I’m curious how to approach this. I lost my mom at 18 yrs old and prior to that didn’t process a break up very well, with those two events together I put up a wall with people because of the fear of being hurt again, feeling a loss.
It made me very independent and pursue big goals which is great. But I know underneath they have all been to avoid having to make a new connection, like friendships and romantic. I started with training for 70.3 Ironmans and a full Ironman because it gave me a good reason not to have plans on the weekends.

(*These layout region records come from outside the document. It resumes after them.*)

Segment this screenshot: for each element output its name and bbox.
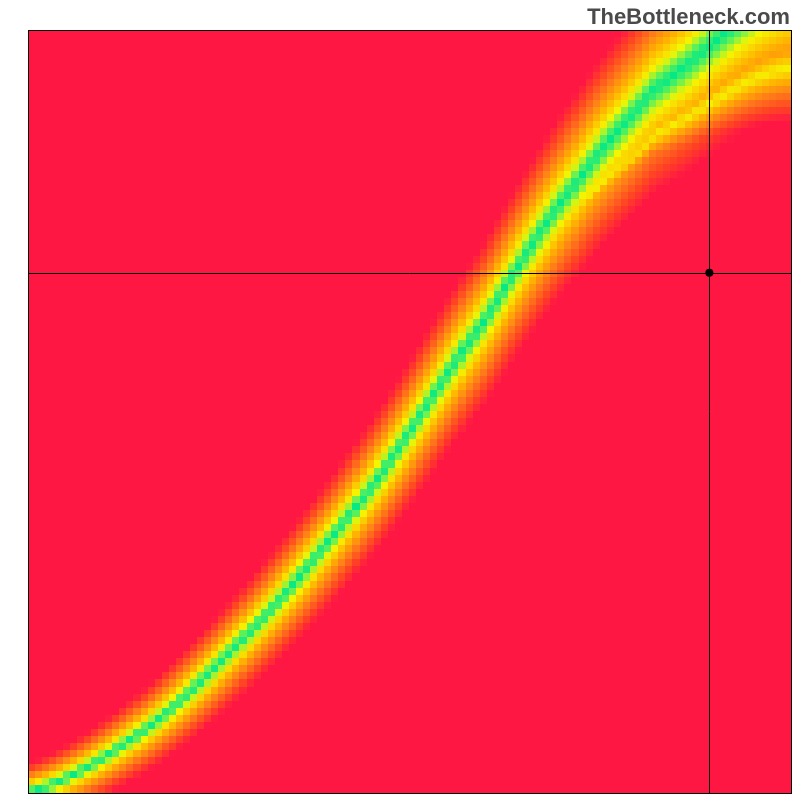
- watermark-text: TheBottleneck.com: [587, 4, 790, 30]
- bottleneck-heatmap: [0, 0, 800, 800]
- chart-container: TheBottleneck.com: [0, 0, 800, 800]
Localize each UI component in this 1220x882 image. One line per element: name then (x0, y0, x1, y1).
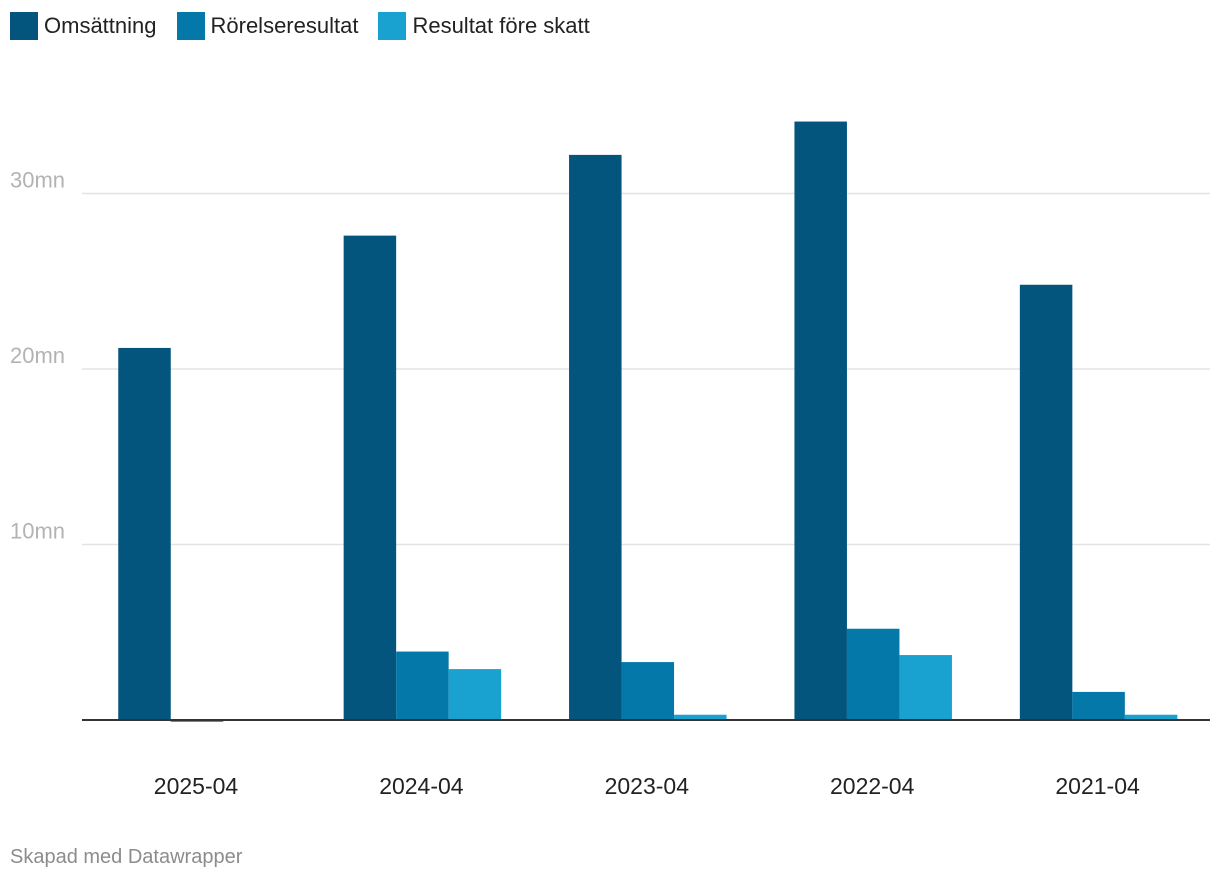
bar-2024-04-0 (343, 235, 397, 720)
x-tick-label-2025-04: 2025-04 (154, 773, 239, 799)
y-tick-label-10: 10mn (10, 519, 65, 544)
bar-2021-04-1 (1072, 691, 1125, 720)
legend: Omsättning Rörelseresultat Resultat före… (10, 12, 610, 40)
legend-label-omsattning: Omsättning (44, 13, 157, 38)
legend-item-rorelseresultat: Rörelseresultat (176, 12, 359, 40)
x-tick-label-2021-04: 2021-04 (1055, 773, 1140, 799)
bar-2023-04-2 (674, 714, 727, 720)
legend-item-omsattning: Omsättning (10, 12, 157, 40)
legend-swatch-resultat-fore-skatt (378, 12, 407, 40)
bar-2024-04-2 (448, 669, 502, 720)
legend-item-resultat-fore-skatt: Resultat före skatt (378, 12, 590, 40)
bar-2023-04-1 (621, 662, 675, 720)
legend-label-rorelseresultat: Rörelseresultat (210, 13, 359, 38)
bar-2025-04-0 (118, 347, 171, 720)
bar-2021-04-2 (1124, 714, 1178, 720)
bar-2022-04-1 (846, 628, 900, 720)
legend-swatch-omsattning (10, 12, 38, 40)
bar-2023-04-0 (569, 154, 622, 720)
x-tick-label-2023-04: 2023-04 (605, 773, 690, 799)
y-tick-label-20: 20mn (10, 343, 65, 368)
footer-credit: Skapad med Datawrapper (10, 846, 243, 868)
y-tick-label-30: 30mn (10, 168, 65, 193)
x-tick-label-2022-04: 2022-04 (830, 773, 915, 799)
bar-2021-04-0 (1019, 284, 1073, 720)
bar-2022-04-0 (794, 121, 847, 721)
legend-label-resultat-fore-skatt: Resultat före skatt (412, 13, 590, 38)
x-tick-label-2024-04: 2024-04 (379, 773, 464, 799)
legend-swatch-rorelseresultat (176, 12, 205, 40)
bar-2022-04-2 (899, 655, 952, 720)
bar-2024-04-1 (396, 651, 449, 720)
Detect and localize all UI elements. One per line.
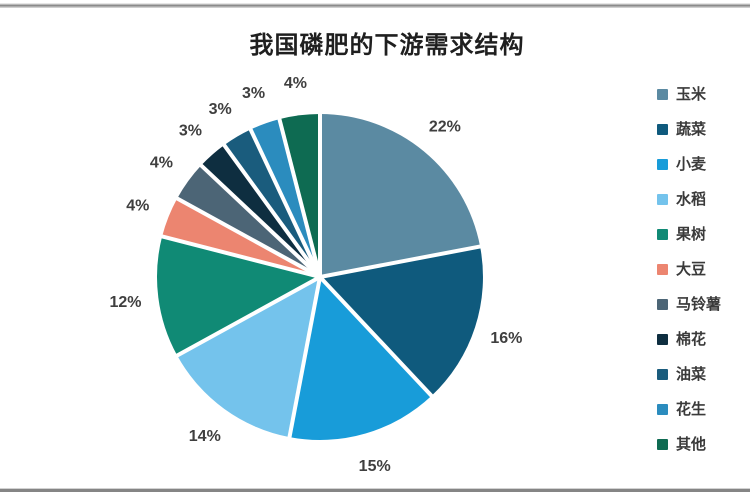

Now I’m noticing I do the same thing with building my business, it’s my impossible goal and has definitely challenged me and forced me to work on myself. But it’s also a familiar buffer to other areas of my life and I’m wondering how to work on that while still staying focused on my impossible goal which is: I’m capable of earning >$70K in my private practice this year
Here’s an unintentional model how it plays out
T: I don’t have anyone to hang out with but I should be working on my business anyway
A: procrastinate doing work, watch Netflix
R: no connection with self or others, no progress w/biz
I find having to work on my business on weekends serves me because when anyone asks what I’m up to it sounds better than saying I have no plans. I still work full time and do want to work on my business on the weekends to get more done but also want to build a community and find a partner. How should I do that while still keeping my focus on one goal like you suggest? One solution I can think of is scheduling in free time on the weekends for social things and since this month is about time management might be a good start.